ESTADOS UNIDOS -  El estudio fue realizado por dos médicos que forman parte del Departamento de Medicina de la Universidad de Chicago. Trabajaron con la data de 489 pacientes que se realizaron la prueba desde el 3 de marzo al 10 de abril de 2020.

El objetivo planteado dentro del estudio era era analizar su estado de vitamina D un año antes de que cada uno de ellos se hubiera sometido al test y confirmar si había más probabilidades de dar positivo si tenían niveles deficientes de vitamina D.

La investigación titulada 'Asociación del estado de vitamina D y otras características clínicas con los resultados de la prueba COVID-19' encontró que "de 172 pacientes cuyo nivel de vitamina D más reciente fue deficiente, 32 dieron positivo para coronavirus en comparación con 39 participantes cuyo último nivel de vitamina D no fue deficiente".

Según estos resultados, entonces los investigadores indican que el riesgo relativo de dar positivo en la prueba de COVID-19 fue 1,77 veces mayor para los pacientes con probable estado deficiente de vitamina D en comparación con los pacientes con probable estado suficiente de vitamina D. "Una diferencia que fue estadísticamente significativa" señalan.

El texto, publicado en la revista JAMA Network Open, explica que la vitamina D fortalece la inmunidad innata, por lo que "podría esperarse que disminuya la infección y transmisión de la enfermedad causada por el coronavirus".

Esta afirmación la hacen después de exponer que "la vitamina D modula la función inmunológica a través de efectos sobre las células dendríticas y las células T que pueden promover la eliminación viral y reducir las respuestas inflamatorias que producen síntomas".

Estos hallazgos podrían hacer pensar a las personas que tomar suplementos de esta vitamina podría ser una forma de prevenir el coronavirus. Sin embargo, otros estudios han aclarado que esto no es así.

La definciencia de vitamina D está asociada con reacciones inflamatorias y disfunción inmune por lo que predispone a los individuos a infecciones severas.

Un estudio publicado por ClinOwl, plataforma especializada en el descubrimiento de contenido para profesionales de la salud, explica las diferencias que hay entre distintos grupos de población en cuanto a la susceptibilidad, gravedad y mortalidad del coronavirus.

Según ese estudio, esa deficiencia explicaría la mayor tasa de mortalidad entre personas diabéticas, hipertensas y los adultos mayores. La deficiencia grave de esta vitamina está relacionada con la coagulopatía asociada a COVID-19, según expresa el documento.
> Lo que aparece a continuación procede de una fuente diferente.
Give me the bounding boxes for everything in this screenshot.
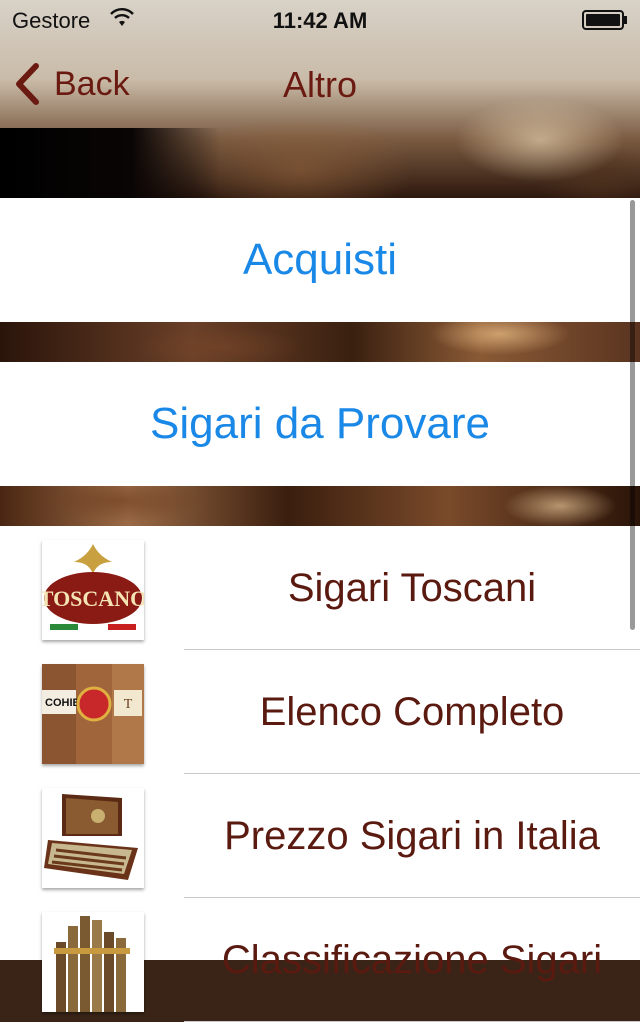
scroll-indicator[interactable] [630,200,635,630]
page-title: Altro [282,64,358,105]
list-item-label: Elenco Completo [259,689,565,734]
list-item-sigari-toscani[interactable]: TOSCANO Sigari Toscani [0,526,640,650]
cigar-bands-icon: COHIBA T [42,664,144,764]
list-item-label: Prezzo Sigari in Italia [224,813,600,858]
clock: 11:42 AM [272,8,368,33]
list-item-elenco-completo[interactable]: COHIBA T Elenco Completo [0,650,640,774]
acquisti-label: Acquisti [242,235,398,284]
sigari-da-provare-label: Sigari da Provare [150,399,490,448]
list-item-classificazione-sigari[interactable]: Classificazione Sigari [0,898,640,1022]
sigari-da-provare-button[interactable]: Sigari da Provare [0,362,640,486]
list-item-label: Sigari Toscani [287,565,537,610]
battery-icon [582,10,627,30]
navigation-bar: Back Altro [0,40,640,128]
section-divider-image [0,486,640,526]
cigar-bundle-icon [42,912,144,1012]
svg-text:TOSCANO: TOSCANO [42,586,144,611]
section-divider-image [0,322,640,362]
acquisti-button[interactable]: Acquisti [0,198,640,322]
toscano-logo-icon: TOSCANO [42,540,144,640]
humidor-icon [42,788,144,888]
list-item-label: Classificazione Sigari [221,937,603,982]
list-item-prezzo-sigari[interactable]: Prezzo Sigari in Italia [0,774,640,898]
status-bar: Gestore 11:42 AM [0,0,640,40]
menu-list: TOSCANO Sigari Toscani COHIBA T Elenco C… [0,526,640,1022]
svg-text:T: T [124,697,133,712]
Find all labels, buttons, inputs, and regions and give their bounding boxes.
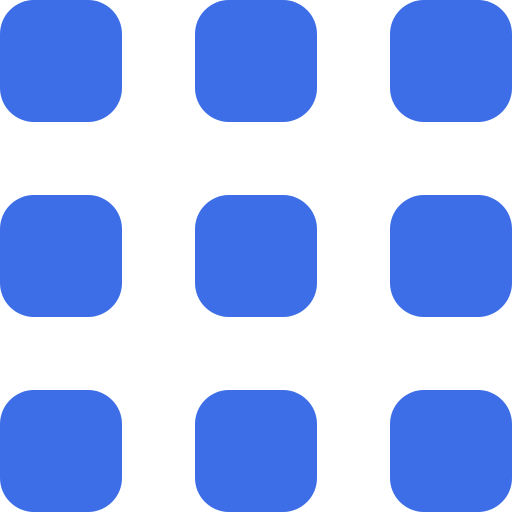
grid-square — [195, 195, 317, 317]
grid-square — [0, 195, 122, 317]
grid-square — [0, 390, 122, 512]
grid-square — [390, 390, 512, 512]
app-grid-icon — [0, 0, 512, 512]
grid-square — [390, 0, 512, 122]
grid-square — [195, 0, 317, 122]
grid-square — [0, 0, 122, 122]
grid-square — [195, 390, 317, 512]
grid-square — [390, 195, 512, 317]
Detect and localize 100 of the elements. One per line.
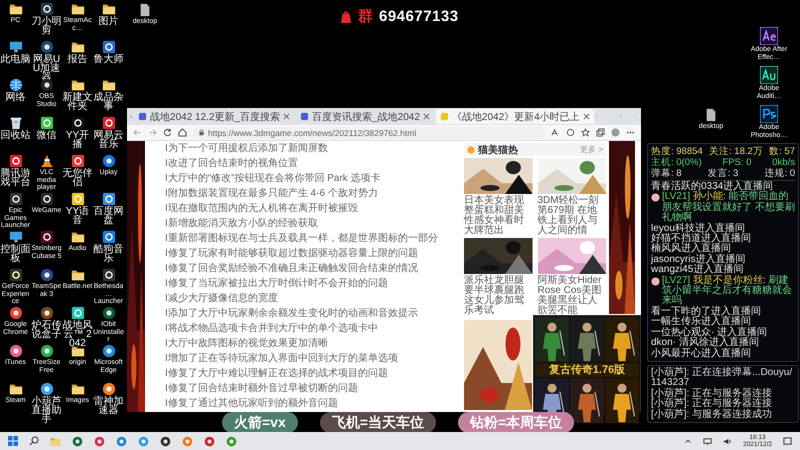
desktop-icon[interactable]: 酷狗音乐 — [93, 230, 124, 268]
desktop-icon[interactable]: 报告 — [62, 40, 93, 78]
article-line: I修复了通过其他玩家听到的额外音问题 — [165, 396, 339, 411]
desktop-icon[interactable]: 雷神加速器 — [93, 382, 124, 420]
avatar-icon — [651, 193, 660, 202]
app-icon — [760, 105, 778, 123]
log-line: [小葫芦]: 正在与服务器连接 — [651, 388, 774, 399]
stat-text: 关注: 18.2万 — [709, 146, 763, 157]
folder-icon — [70, 78, 84, 92]
chat-message: 一幅生传乐进入直播间 — [651, 317, 751, 328]
speaker-icon[interactable] — [723, 436, 732, 446]
cone-icon — [40, 154, 54, 168]
close-icon[interactable] — [283, 113, 290, 120]
recycle-bin-icon — [8, 116, 22, 130]
folder-icon — [70, 382, 84, 396]
app-icon[interactable] — [160, 436, 171, 446]
chat-message: 一位热心观众· 进入直播间 — [651, 328, 768, 338]
caret-icon[interactable] — [684, 437, 692, 445]
article-line: I修复了大厅中难以理解正在选择的战术项目的问题 — [165, 366, 389, 381]
browser-tab[interactable]: 百度资讯搜索_战地2042 — [296, 109, 434, 124]
log-line: [小葫芦]: 正在连接弹幕...Douyu/1143237 — [651, 368, 794, 388]
collections-icon[interactable] — [596, 128, 605, 137]
app-icon — [760, 27, 778, 45]
desktop-icon[interactable]: 回收站 — [0, 116, 31, 154]
app-icon — [102, 382, 116, 396]
desktop-icon[interactable]: 此电脑 — [0, 40, 31, 78]
globe-icon — [8, 78, 22, 92]
app-icon — [102, 40, 116, 54]
promo-badge: 火箭=vx — [222, 412, 298, 433]
desktop-icon[interactable]: 百度网盘 — [93, 192, 124, 230]
app-icon — [102, 192, 116, 206]
search-icon[interactable] — [29, 436, 39, 446]
app-icon — [40, 268, 54, 282]
app-icon — [70, 192, 84, 206]
article-line: I大厅中的“修改”按钮现在会将你带回 Park 选项卡 — [165, 172, 382, 186]
refresh-icon[interactable] — [163, 128, 172, 137]
article-line: I修复了玩家有时能够获取超过数据驱动器容量上限的问题 — [165, 246, 419, 261]
promo-badge: 钻粉=本周车位 — [458, 412, 574, 433]
address-field[interactable]: https://www.3dmgame.com/news/202112/3829762.html — [193, 126, 545, 138]
app-icon[interactable] — [72, 436, 83, 446]
desktop-icon[interactable]: 腾讯游戏平台 — [0, 154, 31, 192]
desktop-icon[interactable]: 战地风云™ 2042 — [62, 306, 93, 344]
desktop-icon[interactable]: 鲁大师 — [93, 40, 124, 78]
folder-icon — [102, 2, 116, 16]
news-caption[interactable]: 日本美女表现整蛋糕和甜美性感女神看时大牌范出 — [464, 196, 532, 236]
profile-icon[interactable] — [611, 128, 620, 137]
desktop-icon[interactable]: 无您伴侣 — [62, 154, 93, 192]
article-line: I添加了大厅中玩家剩余余额发生变化时的动画和音效提示 — [165, 306, 419, 321]
desktop-icon[interactable]: 刀小明剪 — [31, 2, 62, 40]
app-icon — [102, 154, 116, 168]
article-line: I重新部署图标现在与士兵及载具一样，都是世界图标的一部分 — [165, 232, 439, 246]
browser-tab[interactable]: 《战地2042》更新4小时已上 — [436, 109, 594, 124]
desktop-icon[interactable]: 网易云音乐 — [93, 116, 124, 154]
start-icon[interactable] — [8, 436, 18, 446]
read-aloud-icon[interactable] — [551, 128, 560, 137]
desktop-icon[interactable]: 炉石传说盒子 — [31, 306, 62, 344]
circle-icon[interactable] — [566, 128, 575, 137]
article-line: I改进了回合结束时的视角位置 — [165, 156, 299, 171]
monitor-icon[interactable] — [703, 436, 712, 446]
stat-text: 违规: 0 — [764, 168, 795, 179]
app-icon — [8, 192, 22, 206]
app-icon — [40, 40, 54, 54]
desktop-icon[interactable]: 新建文件夹 — [62, 78, 93, 116]
news-caption[interactable]: 派乐社龙胆腿要半球裹腿跑这女儿参加驾乐考试 — [464, 276, 532, 316]
desktop-icon[interactable]: 图片 — [93, 2, 124, 40]
article-line: I为下一个可用援权后添加了新闻屏数 — [165, 142, 329, 156]
desktop-icon[interactable]: YY开播 — [62, 116, 93, 154]
desktop-icon[interactable]: 微信 — [31, 116, 62, 154]
app-icon — [40, 2, 54, 16]
article-line: I增加了正在等待玩家加入界面中回到大厅的菜单选项 — [165, 352, 399, 366]
news-caption[interactable]: 阿斯美女HiderRose Cos美图美腿黑丝让人欲罢不能 — [538, 276, 606, 316]
chat-message: [LV27] 我是不是你粉丝: 刷建筑小留半年之后才有糖糖就会来吗 — [662, 276, 793, 306]
article-line: I附加数据装置现在最多只能产生 4-6 个敌对势力 — [165, 186, 379, 201]
file-icon — [704, 108, 718, 122]
app-icon — [8, 268, 22, 282]
article-line: I将战术物品选项卡合并到大厅中的单个选项卡中 — [165, 322, 379, 336]
article-line: I大厅中敌阵图标的视觉效果更加清晰 — [165, 336, 329, 351]
stat-text: 弹幕: 8 — [651, 168, 682, 179]
home-icon[interactable] — [178, 128, 187, 137]
chat-message: 看一下昨的了进入直播间 — [651, 306, 762, 317]
app-icon — [8, 306, 22, 320]
notification-icon[interactable] — [783, 436, 792, 446]
desktop-icon[interactable]: 网络 — [0, 78, 31, 116]
news-caption[interactable]: 3DM轻松一刻第679期 在地铁上看到人与人之间的情 — [538, 196, 606, 236]
close-icon[interactable] — [422, 113, 430, 120]
folder-icon — [70, 230, 84, 244]
desktop-icon[interactable]: 控制面板 — [0, 230, 31, 268]
flame-icon — [467, 146, 475, 154]
desktop-icon[interactable]: 成品杂事 — [93, 78, 124, 116]
favorites-icon[interactable] — [581, 128, 590, 137]
browser-tab[interactable]: 战地2042 12.2更新_百度搜索 — [134, 109, 294, 124]
stat-text: 热度: 98854 — [651, 146, 703, 157]
folder-icon — [8, 2, 22, 16]
desktop-icon[interactable]: YY语音 — [62, 192, 93, 230]
chat-message: wangzi45进入直播间 — [651, 265, 744, 276]
ad-title: 复古传奇1.76版 — [535, 363, 639, 378]
close-icon[interactable] — [582, 113, 590, 120]
chat-message: jasoncyris进入直播间 — [651, 254, 746, 265]
file-icon — [138, 3, 152, 17]
article-line: I现在撤取范围内的无人机将在离开时被摧毁 — [165, 202, 359, 216]
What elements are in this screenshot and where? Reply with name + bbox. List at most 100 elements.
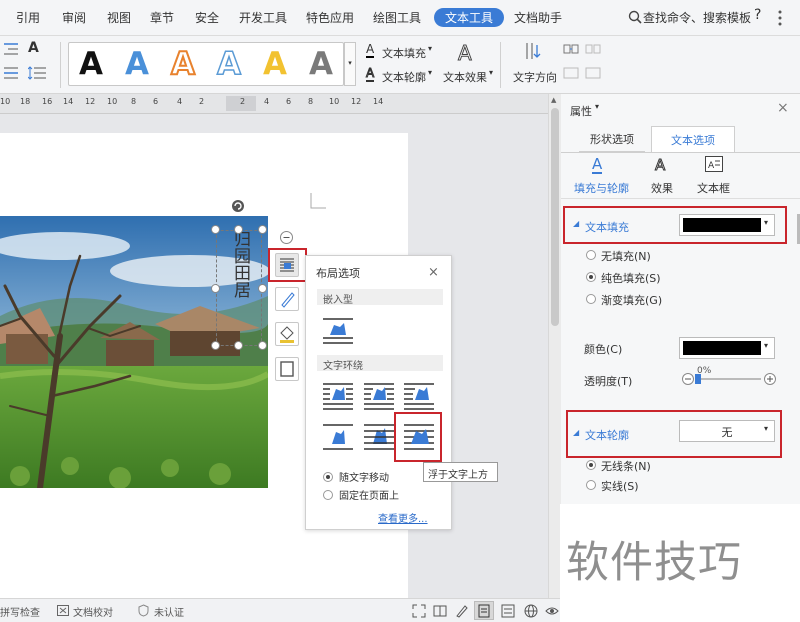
text-direction-button[interactable]: 文字方向 [513,69,557,85]
menu-view[interactable]: 视图 [107,9,131,26]
search-icon[interactable] [628,10,642,24]
fill-outline-icon[interactable]: A [592,156,603,174]
textbox-icon[interactable]: A [705,156,723,172]
scroll-up-icon[interactable]: ▲ [551,96,556,104]
wrap-square-icon[interactable] [322,381,354,411]
resize-handle[interactable] [211,225,220,234]
border-button[interactable] [275,357,299,381]
reading-mode-icon[interactable] [433,604,447,618]
text-effect-button[interactable]: 文本效果 [443,69,487,85]
menu-security[interactable]: 安全 [195,9,219,26]
style-blue[interactable]: A [125,45,149,83]
eye-protection-icon[interactable] [545,604,559,618]
gallery-more-icon[interactable]: ▾ [344,42,356,86]
text-effect-icon[interactable]: A [458,41,473,66]
fix-on-page-radio[interactable] [323,490,333,500]
text-fill-button[interactable]: 文本填充 [382,45,426,61]
outline-view-icon[interactable] [501,604,515,618]
pen-mode-icon[interactable] [455,604,469,618]
textbox-prev-icon[interactable] [563,66,579,80]
effects-icon[interactable]: A [654,156,665,175]
solid-line-radio[interactable] [586,480,596,490]
no-fill-label[interactable]: 无填充(N) [601,248,651,264]
menu-text-tools[interactable]: 文本工具 [434,8,505,27]
see-more-link[interactable]: 查看更多... [378,510,428,525]
solid-fill-label[interactable]: 纯色填充(S) [601,270,661,286]
menu-features[interactable]: 特色应用 [306,9,354,26]
no-line-radio[interactable] [586,460,596,470]
rotate-handle-icon[interactable] [231,199,245,213]
transparency-slider[interactable] [697,378,761,380]
subtab-effects[interactable]: 效果 [651,180,673,196]
scroll-thumb[interactable] [551,108,559,326]
doc-proofread[interactable]: 文档校对 [73,604,113,619]
indent-icon[interactable] [4,42,20,56]
more-options-icon[interactable] [778,10,782,26]
resize-handle[interactable] [234,341,243,350]
style-blue-outline[interactable]: A [216,45,242,83]
menu-references[interactable]: 引用 [16,9,40,26]
search-command[interactable]: 查找命令、搜索模板 [643,9,751,26]
align-icon[interactable] [4,66,20,80]
wrap-behind-text-icon[interactable] [363,422,395,452]
wrap-through-icon[interactable] [403,381,435,411]
tab-shape-options[interactable]: 形状选项 [579,126,645,152]
text-fill-icon[interactable]: A [366,43,375,58]
panel-close-icon[interactable]: × [777,100,789,116]
style-gray[interactable]: A [309,45,333,83]
spell-check[interactable]: 拼写检查 [0,604,40,619]
gradient-fill-label[interactable]: 渐变填充(G) [601,292,662,308]
subtab-fill-outline[interactable]: 填充与轮廓 [574,180,629,196]
textbox-link-icon[interactable] [563,42,579,56]
page-view-icon[interactable] [477,604,491,618]
resize-handle[interactable] [258,284,267,293]
fill-bucket-button[interactable] [275,322,299,346]
vertical-text[interactable]: 归园田居 [226,230,250,298]
text-outline-icon[interactable]: A [365,66,375,82]
menu-developer[interactable]: 开发工具 [239,9,287,26]
resize-handle[interactable] [258,225,267,234]
line-spacing-icon[interactable] [28,66,48,80]
resize-handle[interactable] [211,341,220,350]
fix-on-page-label[interactable]: 固定在页面上 [339,487,399,502]
close-icon[interactable]: × [428,265,439,280]
solid-line-label[interactable]: 实线(S) [601,478,639,494]
wrap-tight-icon[interactable] [363,381,395,411]
style-yellow[interactable]: A [263,45,287,83]
decrease-icon[interactable] [682,373,694,385]
textbox-unlink-icon[interactable] [585,42,601,56]
color-dropdown[interactable]: ▾ [679,337,775,359]
increase-icon[interactable] [764,373,776,385]
wrap-top-bottom-icon[interactable] [322,422,354,452]
move-with-text-radio[interactable] [323,472,333,482]
resize-handle[interactable] [234,225,243,234]
resize-handle[interactable] [211,284,220,293]
text-outline-button[interactable]: 文本轮廓 [382,69,426,85]
web-view-icon[interactable] [524,604,538,618]
menu-chapter[interactable]: 章节 [150,9,174,26]
horizontal-ruler[interactable]: 10 18 16 14 12 10 8 6 4 2 2 4 6 8 10 12 … [0,94,548,114]
collapse-icon[interactable] [280,231,293,244]
move-with-text-label[interactable]: 随文字移动 [339,469,389,484]
menu-review[interactable]: 审阅 [62,9,86,26]
pen-button[interactable] [275,287,299,311]
menu-drawing-tools[interactable]: 绘图工具 [373,9,421,26]
textbox-next-icon[interactable] [585,66,601,80]
menu-doc-assistant[interactable]: 文档助手 [514,9,562,26]
slider-thumb[interactable] [695,374,701,384]
no-fill-radio[interactable] [586,250,596,260]
tab-text-options[interactable]: 文本选项 [651,126,735,152]
no-line-label[interactable]: 无线条(N) [601,458,651,474]
style-orange-outline[interactable]: A [170,45,196,83]
style-black[interactable]: A [79,45,103,83]
inline-icon[interactable] [322,316,354,346]
fullscreen-icon[interactable] [412,604,426,618]
help-icon[interactable]: ? [754,7,761,23]
char-style-icon[interactable]: A [28,40,39,56]
text-direction-icon[interactable] [525,43,545,65]
not-certified[interactable]: 未认证 [154,604,184,619]
subtab-textbox[interactable]: 文本框 [697,180,730,196]
solid-fill-radio[interactable] [586,272,596,282]
gradient-fill-radio[interactable] [586,294,596,304]
resize-handle[interactable] [258,341,267,350]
Esta vitamina produce efectos antivirales por mecanismos tanto directos como indirectos. Mientras que su deficiencia puede aumentar la probabilidad de infección por virus como el retrovirus, la hepatitis y el dengue. Esta vitamina ayuda además al metabolismo óseo, la autorregulación del calcio y las funciones del sistema inmune.

LA IMPORTANCIA DE LA VITAMINA D

La insuficiencia de vitamina D afecta a casi el 50% de la población mundial. Se estima que mil millones de personas en todo el mundo, de todas las etnias y grupos de edad la tienen. Esta pandemia de hipovitaminosis D puede afectar principalmente atribuirse al estilo de vida y a factores ambientales que reducen la exposición a la luz solar, que es necesaria para la producción de vitamina D inducida por los rayos ultravioleta B (UVB) en la piel. Según los científicos, las personas de raza negra absorben más UVB en la melanina de su piel que las personas de raza blanca y, por lo tanto, requieren más exposición al sol para producir la misma cantidad de vitamina D.

Investigaciones emergentes respaldan el posible papel de la vitamina D contra el cáncer, las enfermedades cardíacas, las fracturas y caídas, enfermedades autoinmunes, influenza, diabetes tipo 2 y depresión. Muchos proveedores de atención médica han aumentado sus recomendaciones para la suplementación con vitamina D a al menos 1000 UI.

La vitamina D es única porque se puede producir en la piel a partir de la exposición a la luz solar. Existe en dos formas: se obtiene de la irradiación UV. La luz UVB del sol incide en la piel y los seres humanos sintetizan vitamina D3, por lo que es la forma más “natural”. Los seres humanos no producen vitamina D2, y la mayoría de los pescados ricos en aceite como el salmón, la caballa y el arenque contienen vitamina D3. Vitamina D que se ingiere se incorpora a los quilomicrones, que se absorben en el sistema linfático y entran en la sangre venosa. Sin vitamina D, sólo se absorbe del 10 al 15% del calcio de la dieta y alrededor del 60% del fósforo. La suficiencia de este nutriente mejora la absorción de calcio y fósforo en un 30 a 40% y 80%, respectivamente. El receptor de vitamina D (VDR) está presente en la mayoría de los tejidos y células del cuerpo.